The Sea, the Sea from the December 22, 2022 issue

To the Editors:

Rebecca Giggs, in her delightful review of Sandra Steingraber’s The Sea Trilogy, a new edition of Rachel Carson’s beloved books [NYR, December 22, 2022], has reminded me of an old friend, Lophius. A marine inhabitant of the US East Coast, from where Carson drew her inspiration, Lophius is Lophius americanus (its Latin scientific name and therefore properly italicized), a well-known fish labeled with a proliferation of common names: “monkfish” is probably most commonly heard, especially among locals in Maine, but we also hear “goosefish” and “poor man’s lobster” (Massachusetts), “bellowsfish” (Rhode Island), “mullagoon” and “molligut” (Connecticut), and “allmouth” (North Carolina).
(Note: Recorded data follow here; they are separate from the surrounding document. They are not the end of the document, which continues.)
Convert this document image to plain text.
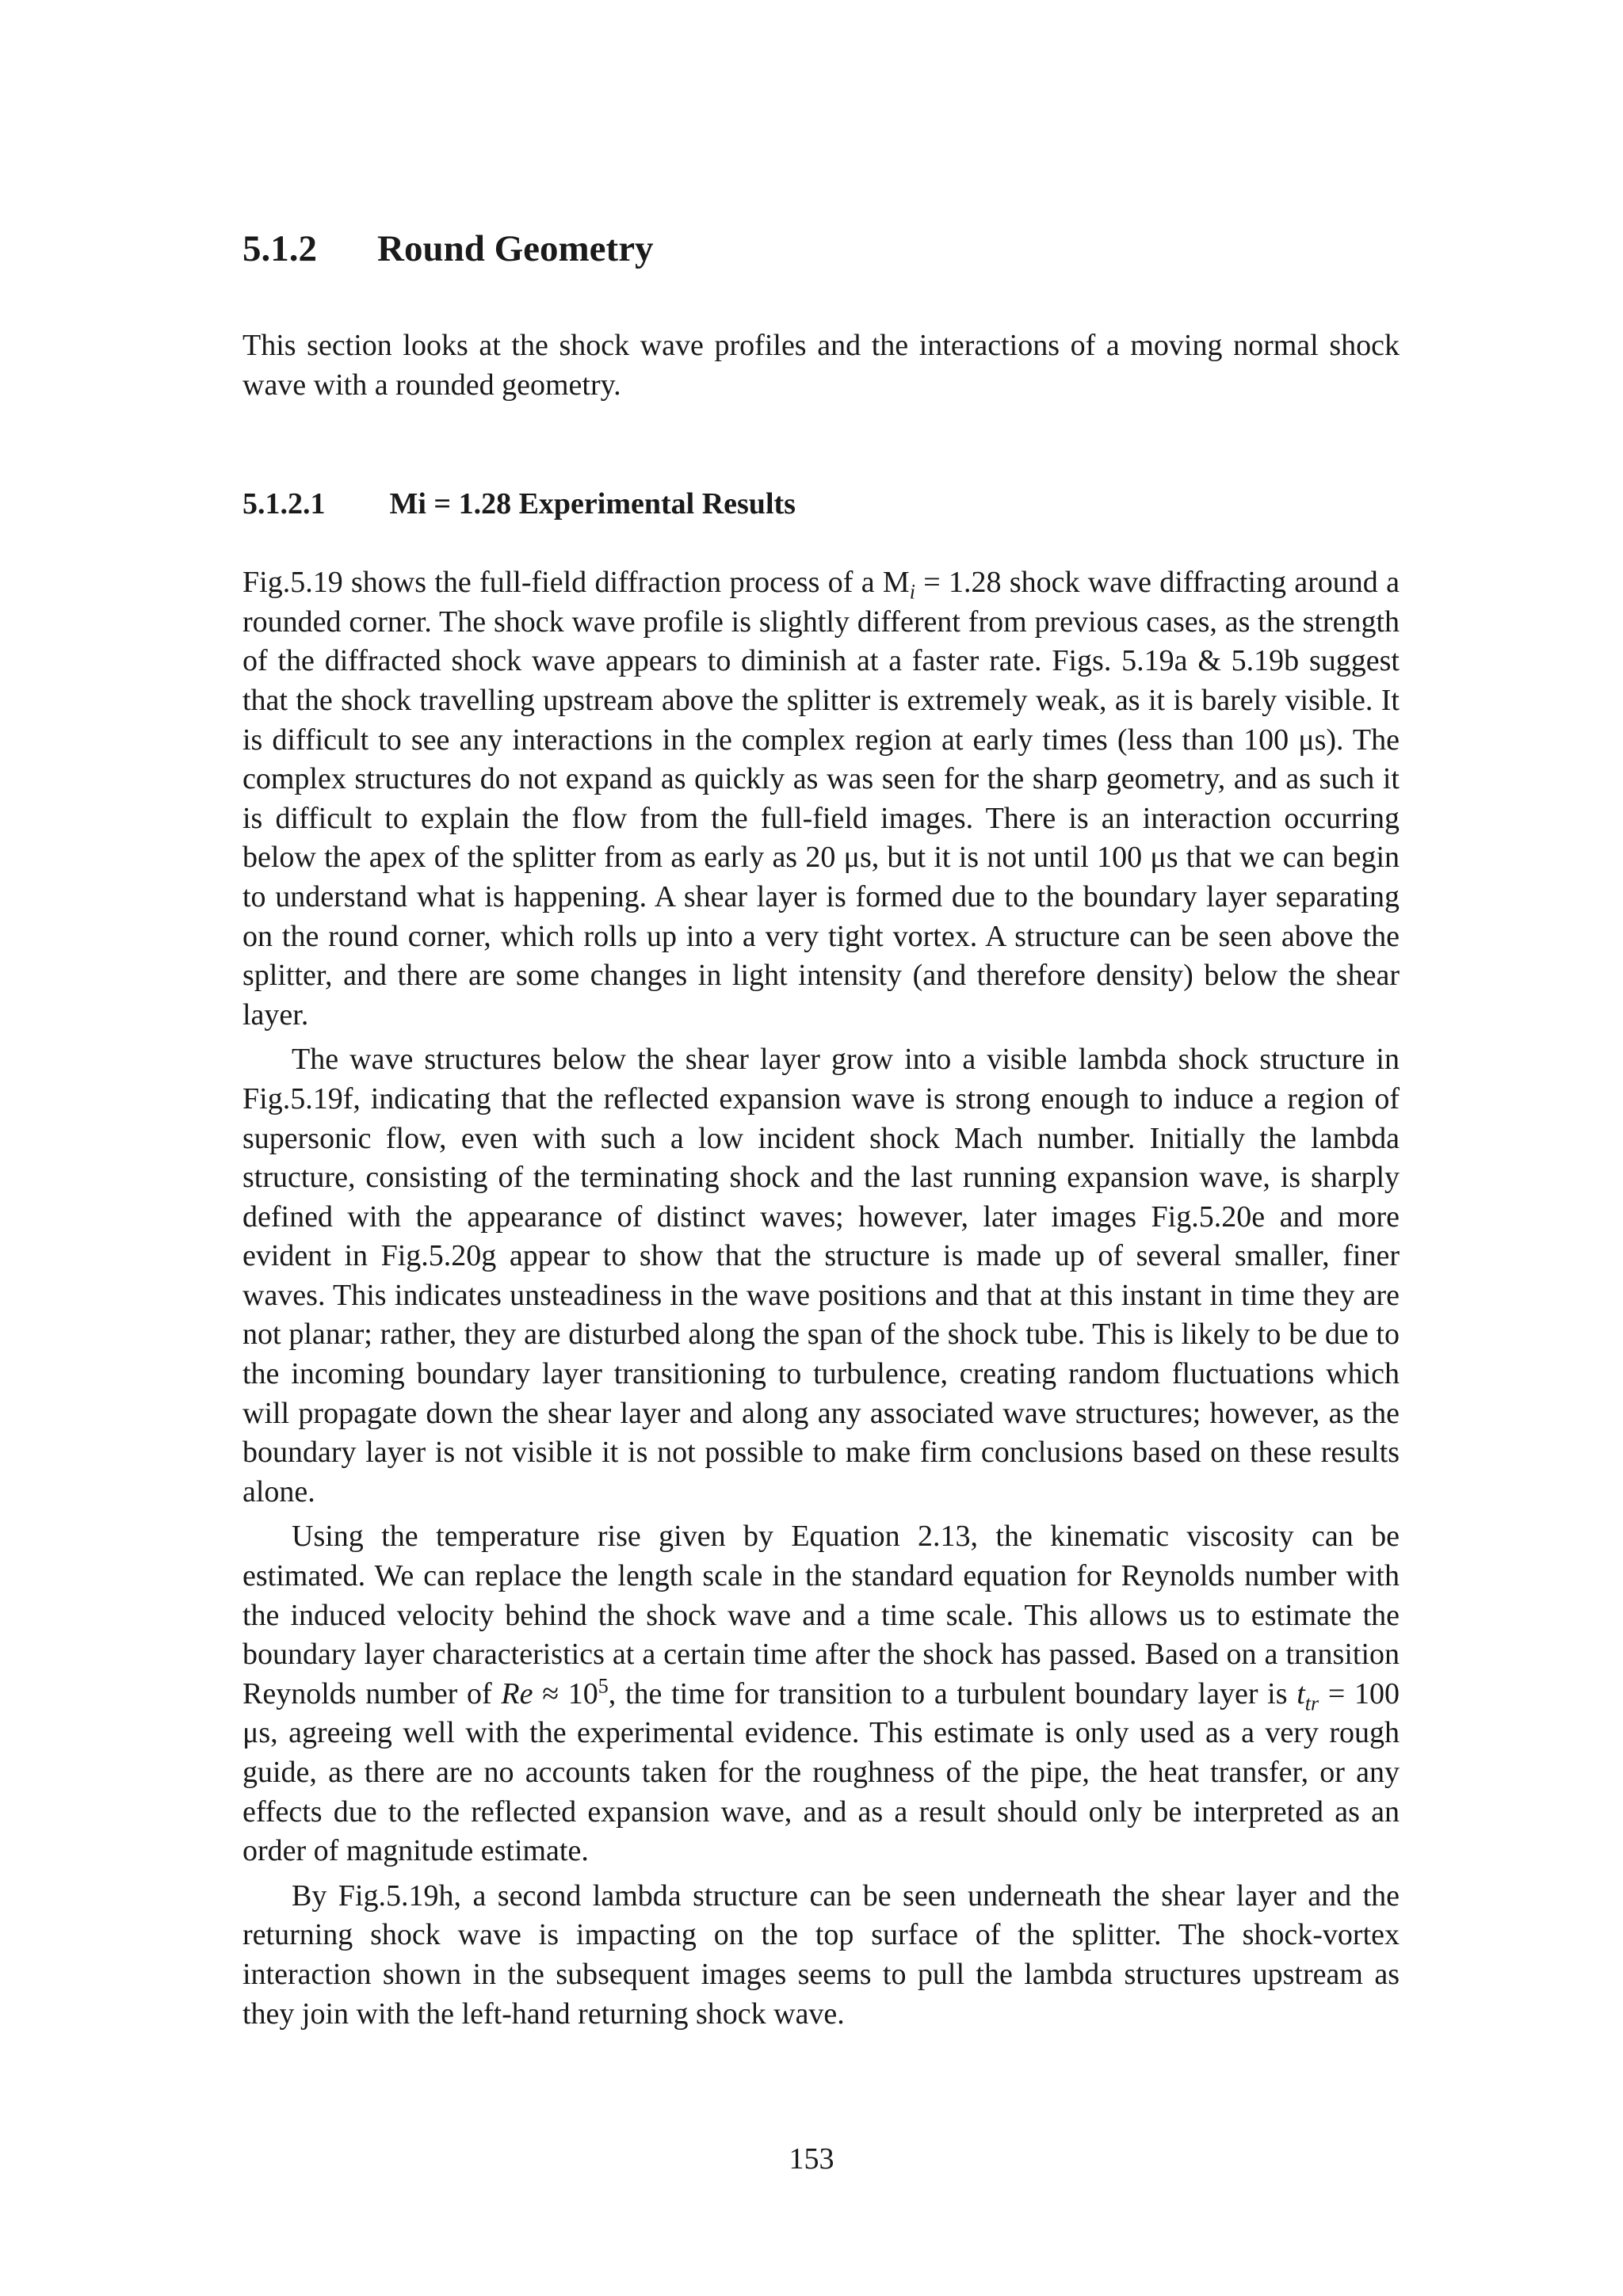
5.1.2	Round Geometry

This section looks at the shock wave profiles and the interactions of a moving normal shock wave with a rounded geometry.

5.1.2.1 Mi = 1.28 Experimental Results

Fig.5.19 shows the full-field diffraction process of a $M_i = 1.28$ shock wave diffracting around a rounded corner. The shock wave profile is slightly different from previous cases, as the strength of the diffracted shock wave appears to diminish at a faster rate. Figs. 5.19a & 5.19b suggest that the shock travelling upstream above the splitter is extremely weak, as it is barely visible. It is difficult to see any interactions in the complex region at early times (less than 100 μs). The complex structures do not expand as quickly as was seen for the sharp geometry, and as such it is difficult to explain the flow from the full-field images. There is an interaction occurring below the apex of the splitter from as early as 20 μs, but it is not until 100 μs that we can begin to understand what is happening. A shear layer is formed due to the boundary layer separating on the round corner, which rolls up into a very tight vortex. A structure can be seen above the splitter, and there are some changes in light intensity (and therefore density) below the shear layer.

The wave structures below the shear layer grow into a visible lambda shock structure in Fig.5.19f, indicating that the reflected expansion wave is strong enough to induce a region of supersonic flow, even with such a low incident shock Mach number. Initially the lambda structure, consisting of the terminating shock and the last running expansion wave, is sharply defined with the appearance of distinct waves; however, later images Fig.5.20e and more evident in Fig.5.20g appear to show that the structure is made up of several smaller, finer waves. This indicates unsteadiness in the wave positions and that at this instant in time they are not planar; rather, they are disturbed along the span of the shock tube. This is likely to be due to the incoming boundary layer transitioning to turbulence, creating random fluctuations which will propagate down the shear layer and along any associated wave structures; however, as the boundary layer is not visible it is not possible to make firm conclusions based on these results alone.

Using the temperature rise given by Equation 2.13, the kinematic viscosity can be estimated. We can replace the length scale in the standard equation for Reynolds number with the induced velocity behind the shock wave and a time scale. This allows us to estimate the boundary layer characteristics at a certain time after the shock has passed. Based on a transition Reynolds number of $Re \approx 10^5$, the time for transition to a turbulent boundary layer is $t_{tr} = 100$ μs, agreeing well with the experimental evidence. This estimate is only used as a very rough guide, as there are no accounts taken for the roughness of the pipe, the heat transfer, or any effects due to the reflected expansion wave, and as a result should only be interpreted as an order of magnitude estimate.

By Fig.5.19h, a second lambda structure can be seen underneath the shear layer and the returning shock wave is impacting on the top surface of the splitter. The shock-vortex interaction shown in the subsequent images seems to pull the lambda structures upstream as they join with the left-hand returning shock wave.

153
Perhaps topping them all for an accurate description of one important aspect of its natural history is “greedigut,” used by early colonists of Massachusetts in allusion to its insatiable appetite. And speaking of the latter, it is quite true that, when sufficiently hungry, it “mushrooms up from a misty sandbank,” rising to the surface to engulf unsuspecting diving ducks and seabirds. Once extremely common but rejected by most for its slimy ugliness, it was thought of as a trash fish, judged suitable only for dog food. Now highly regarded by seafood lovers, it is sustainably managed and responsibly harvested under US fishing regulations.